If you want to develop a better sense of how soundscapes work and what they can or cannot do, try to listen to soundscapes in public spaces, like restaurants, stores, banks, offices, and so on, and try to relate these to your affective attitudes toward these places. The soundscape is a powerful tool to work with that is often overlooked.

Fig.4.32 Game Sound Model
Fig.4.32 Game Sound Model

up | down


Along style, space, and sound, we discussed the general design decisions in this level that you will have to make in the Plurimediality territory toward functional aesthetics, thematic unity, and a holistic user experience. You won’t have to design everything right away. But you will have to create at least some of these elements in an inspiring and convincing manner—which is to say, in a professional manner—for your pitch and maybe your prototype, to be discussed in the Proposition phase’s Level Two: Polishing. Some of these elements you can certainly create yourself. But don’t fool yourself with regard to those you cannot.

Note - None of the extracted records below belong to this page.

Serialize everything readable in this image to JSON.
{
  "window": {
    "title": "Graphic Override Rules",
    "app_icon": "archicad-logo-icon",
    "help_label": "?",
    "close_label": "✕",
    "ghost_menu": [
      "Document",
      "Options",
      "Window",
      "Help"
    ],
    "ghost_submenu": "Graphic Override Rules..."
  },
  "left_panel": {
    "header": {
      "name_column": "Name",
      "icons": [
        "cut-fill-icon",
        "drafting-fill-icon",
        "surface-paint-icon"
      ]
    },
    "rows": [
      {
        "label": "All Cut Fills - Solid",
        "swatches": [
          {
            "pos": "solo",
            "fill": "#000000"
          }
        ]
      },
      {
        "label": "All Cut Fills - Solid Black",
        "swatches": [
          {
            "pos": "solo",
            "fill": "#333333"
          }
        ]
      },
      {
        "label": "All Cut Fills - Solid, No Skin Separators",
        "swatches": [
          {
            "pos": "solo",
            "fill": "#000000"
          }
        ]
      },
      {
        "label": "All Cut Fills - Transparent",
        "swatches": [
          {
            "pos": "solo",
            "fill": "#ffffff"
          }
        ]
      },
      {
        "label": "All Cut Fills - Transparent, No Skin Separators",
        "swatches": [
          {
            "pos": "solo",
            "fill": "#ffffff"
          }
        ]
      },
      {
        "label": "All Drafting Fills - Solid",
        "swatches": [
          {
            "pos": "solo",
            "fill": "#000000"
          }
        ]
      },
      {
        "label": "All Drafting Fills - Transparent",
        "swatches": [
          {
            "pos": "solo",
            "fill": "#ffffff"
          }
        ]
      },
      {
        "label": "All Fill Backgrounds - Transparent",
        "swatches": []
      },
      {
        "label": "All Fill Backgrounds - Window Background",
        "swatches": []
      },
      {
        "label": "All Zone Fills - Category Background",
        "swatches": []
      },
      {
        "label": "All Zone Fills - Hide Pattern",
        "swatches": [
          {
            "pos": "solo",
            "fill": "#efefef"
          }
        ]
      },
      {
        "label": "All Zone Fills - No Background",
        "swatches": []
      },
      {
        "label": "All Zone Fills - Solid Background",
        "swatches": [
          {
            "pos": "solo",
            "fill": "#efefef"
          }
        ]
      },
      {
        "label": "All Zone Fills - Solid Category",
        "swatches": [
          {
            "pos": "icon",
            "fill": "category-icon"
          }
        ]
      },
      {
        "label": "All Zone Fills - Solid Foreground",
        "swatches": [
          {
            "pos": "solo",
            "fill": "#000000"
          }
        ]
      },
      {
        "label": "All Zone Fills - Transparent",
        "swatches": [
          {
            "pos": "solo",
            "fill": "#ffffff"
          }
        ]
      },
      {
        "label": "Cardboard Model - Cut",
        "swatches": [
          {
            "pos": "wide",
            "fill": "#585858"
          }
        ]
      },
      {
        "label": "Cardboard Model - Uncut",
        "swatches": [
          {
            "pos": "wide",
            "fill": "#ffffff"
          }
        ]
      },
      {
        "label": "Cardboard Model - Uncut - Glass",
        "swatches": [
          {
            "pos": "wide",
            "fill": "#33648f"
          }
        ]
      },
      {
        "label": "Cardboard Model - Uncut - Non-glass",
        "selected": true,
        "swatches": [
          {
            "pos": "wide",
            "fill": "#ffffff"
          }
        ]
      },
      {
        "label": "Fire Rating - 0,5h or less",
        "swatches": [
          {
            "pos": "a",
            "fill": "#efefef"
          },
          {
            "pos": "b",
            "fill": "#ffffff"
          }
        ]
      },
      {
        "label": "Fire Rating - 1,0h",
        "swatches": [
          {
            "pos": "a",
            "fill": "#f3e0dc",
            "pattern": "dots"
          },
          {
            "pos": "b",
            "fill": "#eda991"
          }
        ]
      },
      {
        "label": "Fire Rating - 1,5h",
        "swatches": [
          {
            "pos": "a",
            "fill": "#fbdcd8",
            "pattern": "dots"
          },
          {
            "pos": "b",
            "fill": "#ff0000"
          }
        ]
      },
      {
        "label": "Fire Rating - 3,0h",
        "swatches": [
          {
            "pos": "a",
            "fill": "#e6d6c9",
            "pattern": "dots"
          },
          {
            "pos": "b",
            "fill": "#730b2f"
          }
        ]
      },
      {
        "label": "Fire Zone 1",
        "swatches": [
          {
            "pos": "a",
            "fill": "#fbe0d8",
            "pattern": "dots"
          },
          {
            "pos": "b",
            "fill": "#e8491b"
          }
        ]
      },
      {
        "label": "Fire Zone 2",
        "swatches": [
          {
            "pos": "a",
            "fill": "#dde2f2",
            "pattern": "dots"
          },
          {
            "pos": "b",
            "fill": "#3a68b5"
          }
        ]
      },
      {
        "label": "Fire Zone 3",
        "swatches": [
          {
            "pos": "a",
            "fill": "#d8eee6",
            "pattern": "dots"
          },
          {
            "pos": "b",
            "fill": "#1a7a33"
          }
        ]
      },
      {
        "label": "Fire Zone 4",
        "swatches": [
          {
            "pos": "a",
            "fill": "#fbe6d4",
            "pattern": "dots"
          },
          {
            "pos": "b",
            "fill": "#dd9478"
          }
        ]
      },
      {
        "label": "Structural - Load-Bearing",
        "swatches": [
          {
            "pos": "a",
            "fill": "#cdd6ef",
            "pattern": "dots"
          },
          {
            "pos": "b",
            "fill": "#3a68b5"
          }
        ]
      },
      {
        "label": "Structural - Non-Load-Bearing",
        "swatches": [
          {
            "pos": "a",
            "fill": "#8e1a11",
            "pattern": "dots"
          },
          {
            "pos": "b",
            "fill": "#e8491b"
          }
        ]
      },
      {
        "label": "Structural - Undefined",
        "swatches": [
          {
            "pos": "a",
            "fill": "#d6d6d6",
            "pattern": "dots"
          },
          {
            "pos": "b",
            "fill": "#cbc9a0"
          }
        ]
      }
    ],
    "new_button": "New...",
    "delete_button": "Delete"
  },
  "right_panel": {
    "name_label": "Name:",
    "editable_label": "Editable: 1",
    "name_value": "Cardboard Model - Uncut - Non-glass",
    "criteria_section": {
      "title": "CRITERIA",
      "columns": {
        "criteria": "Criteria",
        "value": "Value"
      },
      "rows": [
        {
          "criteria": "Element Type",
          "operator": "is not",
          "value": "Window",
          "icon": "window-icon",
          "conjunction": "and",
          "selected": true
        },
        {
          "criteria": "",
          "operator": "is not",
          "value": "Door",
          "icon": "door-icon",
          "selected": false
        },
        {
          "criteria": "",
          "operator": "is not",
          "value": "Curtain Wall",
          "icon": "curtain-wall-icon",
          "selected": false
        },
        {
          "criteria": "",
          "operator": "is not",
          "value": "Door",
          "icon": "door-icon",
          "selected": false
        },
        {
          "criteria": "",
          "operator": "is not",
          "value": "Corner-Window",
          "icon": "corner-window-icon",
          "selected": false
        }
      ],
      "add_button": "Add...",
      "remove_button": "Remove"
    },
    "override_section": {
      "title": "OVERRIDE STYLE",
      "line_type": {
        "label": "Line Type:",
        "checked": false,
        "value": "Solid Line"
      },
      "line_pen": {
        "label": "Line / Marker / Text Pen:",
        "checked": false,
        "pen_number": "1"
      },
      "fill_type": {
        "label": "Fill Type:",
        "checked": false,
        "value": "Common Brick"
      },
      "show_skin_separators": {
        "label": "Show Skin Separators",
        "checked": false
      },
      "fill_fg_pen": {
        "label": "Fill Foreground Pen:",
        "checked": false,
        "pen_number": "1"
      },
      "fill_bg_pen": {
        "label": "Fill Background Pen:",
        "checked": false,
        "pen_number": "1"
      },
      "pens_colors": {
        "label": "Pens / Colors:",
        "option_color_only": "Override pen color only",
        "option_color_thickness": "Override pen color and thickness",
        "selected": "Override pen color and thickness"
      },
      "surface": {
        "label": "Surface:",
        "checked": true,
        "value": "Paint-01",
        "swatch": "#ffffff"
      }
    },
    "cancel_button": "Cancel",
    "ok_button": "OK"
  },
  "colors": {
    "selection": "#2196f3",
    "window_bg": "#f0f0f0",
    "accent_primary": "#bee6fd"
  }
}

Ask yourself: do you have a good idea, preferably a creative vision, about your game’s functional aesthetics in terms of style, menus, spaces and passages, and a great soundscape composed of foley and possibly music, speech, and silence that rocks? Is this vision compatible with your USP and your value set? Does it support our motivational building in terms of mastery/performance on the ludological side? And for compelling aesthetics that advance and encourage relatedness and the building of communities on the cinematological side? And would you be able to present and communicate this vision in your pitch, and maybe in your prototype, with the help of professional artists?

If your answer to all these questions is yes, congratulations! You made a great leap forward by beating this level.